The company contends that the release of the documents was illegal because they were "confidential documents" in a court procedure.

Activists like Hall are not the only ones disappointed by the documents' purported revelations, however.

Dr. Benjamin Lipzin, chairman of the department of psychiatry at Baystate Medical Center in Springfield, said clinicians and patients had been telling Eli Lilly for years that there were extreme side effects with the drug, which is also highly effective in reducing hallucinations and delusions.

"It was pretty clear that they were trying to combat the experiences that psychiatrists and others had with the drug," Lipzin said. He said he believes the competitive marketplace may have prompted the company to downplay weight gain and other problems because other antipsychotics on the market do not have the same effects.

"They would tell us, oh, that is not really true," Lipzin said.

But Puls said adverse reactions, such as weight gain and diabetes, "were disclosed on the prescribing label since the day the drug was approved." She urged consumers to go to zyprexafacts.com and www.lillytrials.com for more information.

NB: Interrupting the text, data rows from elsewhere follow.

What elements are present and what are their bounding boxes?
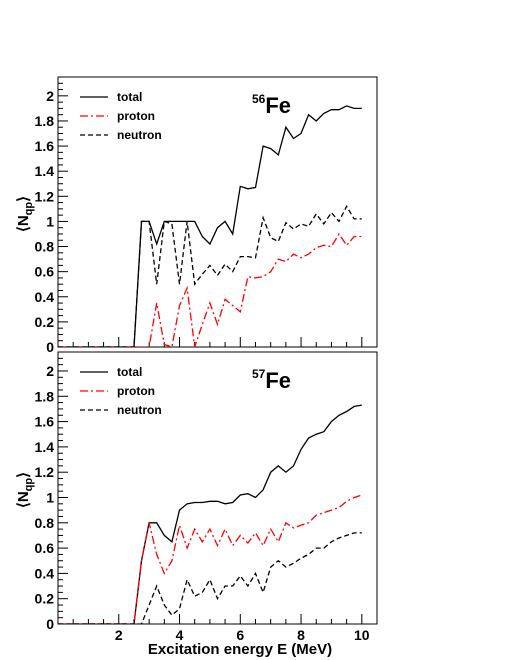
x-tick-label: 2 [115,627,123,643]
y-tick-label: 0.6 [35,540,55,556]
y-tick-label: 0 [46,616,54,632]
y-tick-label: 0.4 [35,565,55,581]
y-tick-label: 1 [46,213,54,229]
y-tick-label: 1.2 [35,188,55,204]
series-line-neutron [58,204,362,347]
plot-frame [57,76,378,348]
panel-fe56: 0 0.2 0.4 0.6 0.8 1 1.2 1.4 1.6 1.8 2 ⟨Nqp⟩ total pro… [15,76,378,355]
legend-label-proton: proton [117,109,155,123]
nucleus-label: 56Fe [252,92,291,118]
y-axis-label-main: ⟨N [15,491,32,508]
x-axis-label: Excitation energy E (MeV) [148,641,332,658]
series-line-proton [58,232,362,347]
y-tick-label: 2 [46,363,54,379]
x-tick-label: 6 [236,627,244,643]
y-tick-label: 2 [46,88,54,104]
y-tick-label: 1.6 [35,414,55,430]
legend-label-neutron: neutron [117,403,162,417]
x-tick-label: 4 [176,627,184,643]
y-tick-label: 1.8 [35,388,55,404]
y-tick-label: 1.2 [35,464,55,480]
y-axis-label: ⟨Nqp⟩ [15,472,35,508]
y-tick-label: 0.2 [35,591,55,607]
y-tick-label: 0 [46,339,54,355]
y-axis-label: ⟨Nqp⟩ [15,196,35,232]
y-tick-label: 0.4 [35,289,55,305]
y-tick-label: 1.8 [35,113,55,129]
y-axis-label-sub: qp [23,202,35,216]
y-tick-label: 1.6 [35,138,55,154]
panel-fe57: 0 0.2 0.4 0.6 0.8 1 1.2 1.4 1.6 1.8 2 2 4 6 8 10 ⟨Nqp⟩ to… [15,351,378,643]
y-tick-label: 0.8 [35,239,55,255]
nucleus-mass: 56 [252,92,266,106]
legend-label-proton: proton [117,384,155,398]
series-line-total [58,105,362,347]
plot-frame [57,351,378,625]
y-axis-label-sub: qp [23,478,35,492]
nucleus-symbol: Fe [265,93,291,118]
legend-label-neutron: neutron [117,128,162,142]
y-axis-label-close: ⟩ [15,472,32,478]
nucleus-label: 57Fe [252,367,291,393]
y-tick-label: 0.2 [35,314,55,330]
series-line-neutron [58,532,362,624]
legend-label-total: total [117,365,142,379]
y-tick-label: 1 [46,489,54,505]
series-line-proton [58,494,363,624]
y-tick-label: 1.4 [35,163,55,179]
x-tick-label: 8 [297,627,305,643]
y-tick-label: 1.4 [35,439,55,455]
nucleus-symbol: Fe [265,368,291,393]
y-axis-label-main: ⟨N [15,215,32,232]
y-tick-label: 0.6 [35,264,55,280]
x-tick-label: 10 [354,627,370,643]
y-axis-label-close: ⟩ [15,196,32,202]
nucleus-mass: 57 [252,367,266,381]
y-tick-label: 0.8 [35,515,55,531]
legend-label-total: total [117,90,142,104]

In his own practice, Lipzin had patients who gained 50 to 75 pounds on the drug, which increases food cravings in some patients.

"It causes a metabolic syndrome," said Lipzin.

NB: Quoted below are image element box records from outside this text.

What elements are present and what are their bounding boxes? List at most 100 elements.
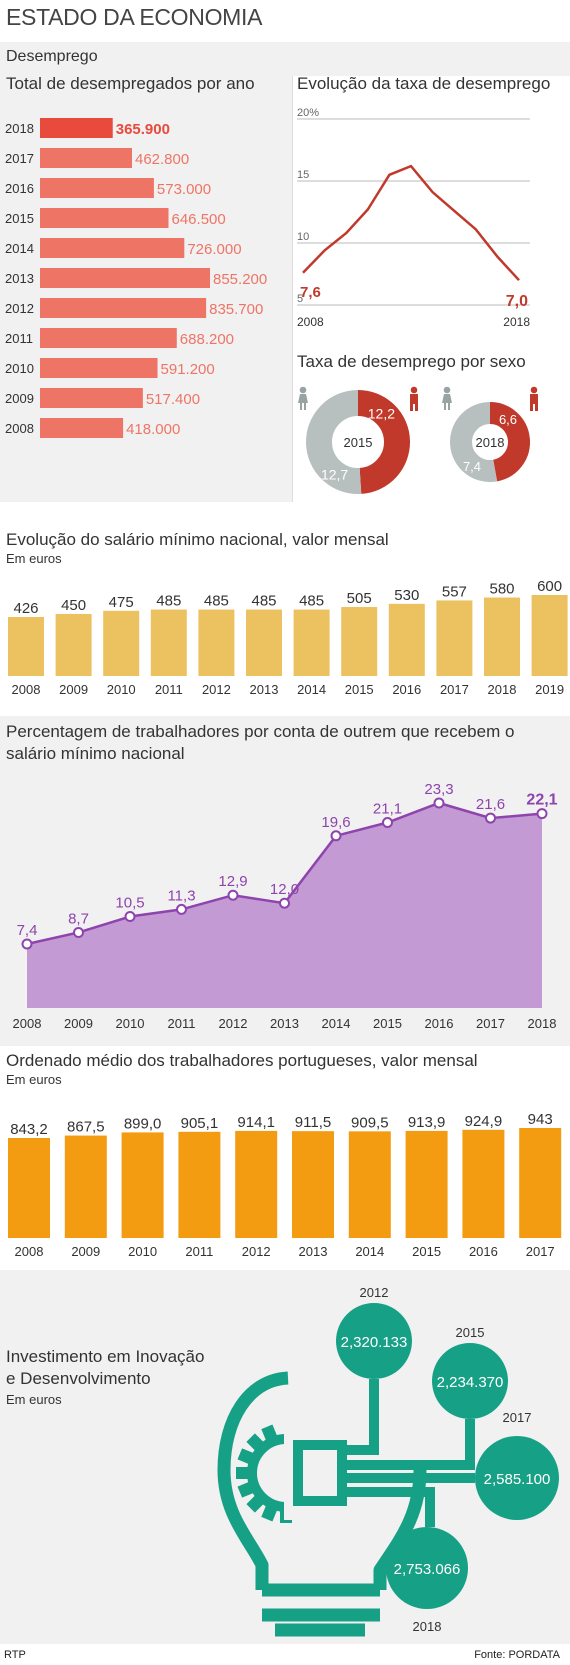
rate-x-start-label: 2008 [297,315,324,329]
donut-women-label: 7,4 [463,459,481,474]
rate-line [302,164,520,282]
min-wage-year-label: 2008 [12,682,41,697]
min-wage-bar [55,613,92,676]
investment-bubble [336,1303,412,1379]
male-icon [410,403,413,411]
min-wage-value-label: 475 [109,594,134,611]
innovation-title-line2: e Desenvolvimento [6,1369,151,1388]
unemployment-sex-title: Taxa de desemprego por sexo [297,352,526,371]
female-icon [448,403,450,410]
female-icon [443,386,451,394]
male-icon [530,403,533,411]
min-wage-year-label: 2018 [488,682,517,697]
min-wage-pct-chart: 7,4 2008 8,7 2009 10,5 2010 11,3 2011 12,9 2012 12… [13,781,558,1031]
avg-wage-year-label: 2017 [526,1244,555,1259]
min-wage-value-label: 505 [347,590,372,607]
pct-value-label: 11,3 [167,887,195,904]
min-wage-bar [103,610,140,676]
min-wage-value-label: 485 [156,593,181,610]
avg-wage-bar [348,1131,391,1238]
lightbulb-icon [217,1371,427,1637]
rate-ytick-label: 5 [297,293,303,305]
min-wage-bar [388,603,425,676]
min-wage-year-label: 2017 [440,682,469,697]
pct-year-label: 2014 [322,1016,351,1031]
unemployment-rate-chart: 5 10 15 20% 7,6 7,0 2008 2018 [297,107,530,329]
avg-wage-bar [292,1131,334,1238]
rate-ytick-label: 20% [297,107,319,119]
pct-year-label: 2010 [116,1016,145,1031]
investment-value-label: 2,320.133 [341,1334,408,1351]
pct-year-label: 2016 [425,1016,454,1031]
avg-wage-bar [235,1130,278,1238]
avg-wage-value-label: 911,5 [295,1114,331,1131]
min-wage-year-label: 2012 [202,682,231,697]
unemployed-bar [40,148,132,168]
min-wage-bar [341,607,378,676]
min-wage-unit: Em euros [6,551,62,566]
footer-source-right: Fonte: PORDATA [474,1649,560,1661]
male-icon [535,403,538,411]
investment-year-label: 2018 [413,1619,442,1634]
unemployed-bar-chart: 2018 365.900 2017 462.800 2016 573.000 2015 646… [5,118,267,438]
connector-line [342,1379,379,1455]
connector-lines [342,1379,475,1527]
rate-x-end-label: 2018 [503,315,530,329]
unemployed-year-label: 2012 [5,301,34,316]
pct-value-label: 8,7 [68,910,89,927]
pct-point [124,911,136,923]
avg-wage-value-label: 909,5 [351,1114,389,1131]
pct-point [227,889,239,901]
male-icon [415,403,418,411]
min-wage-value-label: 426 [13,600,38,617]
unemployed-year-label: 2014 [5,241,34,256]
rate-end-label: 7,0 [506,293,528,310]
donut-year-label: 2015 [344,435,373,450]
avg-wage-bar [462,1129,505,1238]
avg-wage-year-label: 2012 [242,1244,271,1259]
donut-year-label: 2018 [476,435,505,450]
investment-year-label: 2012 [360,1285,389,1300]
avg-wage-value-label: 913,9 [408,1114,446,1131]
unemployed-bar [40,118,113,138]
investment-bubble [432,1343,508,1419]
unemployed-bar [40,238,185,258]
total-unemployed-title: Total de desempregados por ano [6,74,255,93]
pct-value-label: 21,6 [476,796,505,813]
avg-wage-value-label: 899,0 [124,1115,162,1132]
min-wage-value-label: 557 [442,583,467,600]
page-title: ESTADO DA ECONOMIA [6,4,263,30]
min-wage-bar [198,609,235,676]
pct-year-label: 2009 [64,1016,93,1031]
min-wage-bar [484,597,520,676]
donut-men-slice [357,390,410,494]
pct-value-label: 12,0 [270,881,299,898]
unemployed-bar [40,418,124,438]
donut-men-label: 12,2 [368,406,395,422]
unemployment-sex-chart: 2015 12,2 12,7 2018 6,6 7,4 [298,386,538,494]
min-wage-bar [246,609,282,676]
avg-wage-value-label: 943 [528,1111,553,1128]
innovation-unit: Em euros [6,1392,62,1407]
investment-value-label: 2,585.100 [484,1471,551,1488]
unemployed-bar [40,328,177,348]
avg-wage-bar [121,1132,164,1238]
unemployed-year-label: 2015 [5,211,34,226]
male-icon [410,394,418,404]
pct-point [536,808,548,820]
avg-wage-bar [8,1138,50,1238]
footer-source-left: RTP [4,1649,26,1661]
gear-tooth [237,1448,254,1465]
min-wage-bar [8,617,44,676]
gear-tooth [246,1495,264,1513]
male-icon [530,394,538,404]
avg-wage-title: Ordenado médio dos trabalhadores portugu… [6,1051,478,1070]
avg-wage-value-label: 867,5 [67,1119,105,1136]
donut-men-label: 6,6 [499,412,517,427]
unemployment-section-label: Desemprego [6,48,98,65]
female-icon [304,403,306,410]
donut-women-slice [306,390,362,494]
pct-value-label: 21,1 [373,801,402,818]
unemployed-bar [40,388,143,408]
unemployed-value-label: 835.700 [209,301,263,318]
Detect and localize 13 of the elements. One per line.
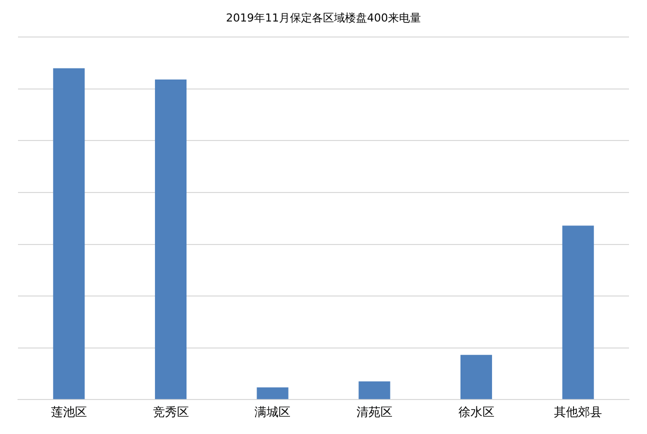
- x-tick-label: 竞秀区: [152, 404, 189, 419]
- chart-title: 2019年11月保定各区域楼盘400来电量: [226, 11, 421, 24]
- x-tick-label: 清苑区: [356, 404, 392, 419]
- x-tick-label: 徐水区: [458, 404, 494, 419]
- x-tick-label: 莲池区: [50, 404, 87, 419]
- bar: [53, 68, 85, 400]
- bar: [460, 354, 492, 400]
- bar: [154, 80, 187, 400]
- bar: [562, 226, 594, 400]
- x-tick-label: 满城区: [254, 404, 291, 419]
- bar: [358, 381, 390, 400]
- x-tick-label: 其他郊县: [554, 404, 602, 419]
- bar: [256, 387, 288, 400]
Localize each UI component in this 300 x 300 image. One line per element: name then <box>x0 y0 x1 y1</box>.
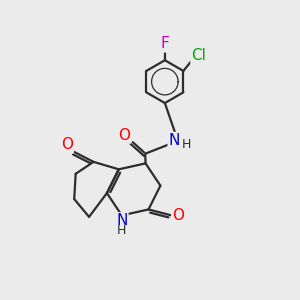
Text: H: H <box>182 138 191 151</box>
Text: N: N <box>169 133 180 148</box>
Text: O: O <box>172 208 184 223</box>
Text: H: H <box>117 224 127 237</box>
Text: Cl: Cl <box>191 48 206 63</box>
Text: N: N <box>116 213 128 228</box>
Text: F: F <box>160 36 169 51</box>
Text: O: O <box>118 128 130 142</box>
Text: O: O <box>61 137 73 152</box>
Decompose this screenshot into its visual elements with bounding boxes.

Still, Lipzin will prescribe the drug in some cases because it is very effective, he said.

"There was a major clinical trial funded by the National Institute of Mental Health, not the drug companies, that showed Zyprexa was at least as good and maybe better than others in terms of how long someone stayed on it," he said. "It is not a terrible drug or an ineffective drug."

Moderate weight gain - 8 to 10 pounds - is usually expected with the drug, he said.

"All medications have risks and benefits. There is a risk in being psychotic and taking your own life or hurting someone because God is telling you to kill someone. That is no way to live either," Lipzin said.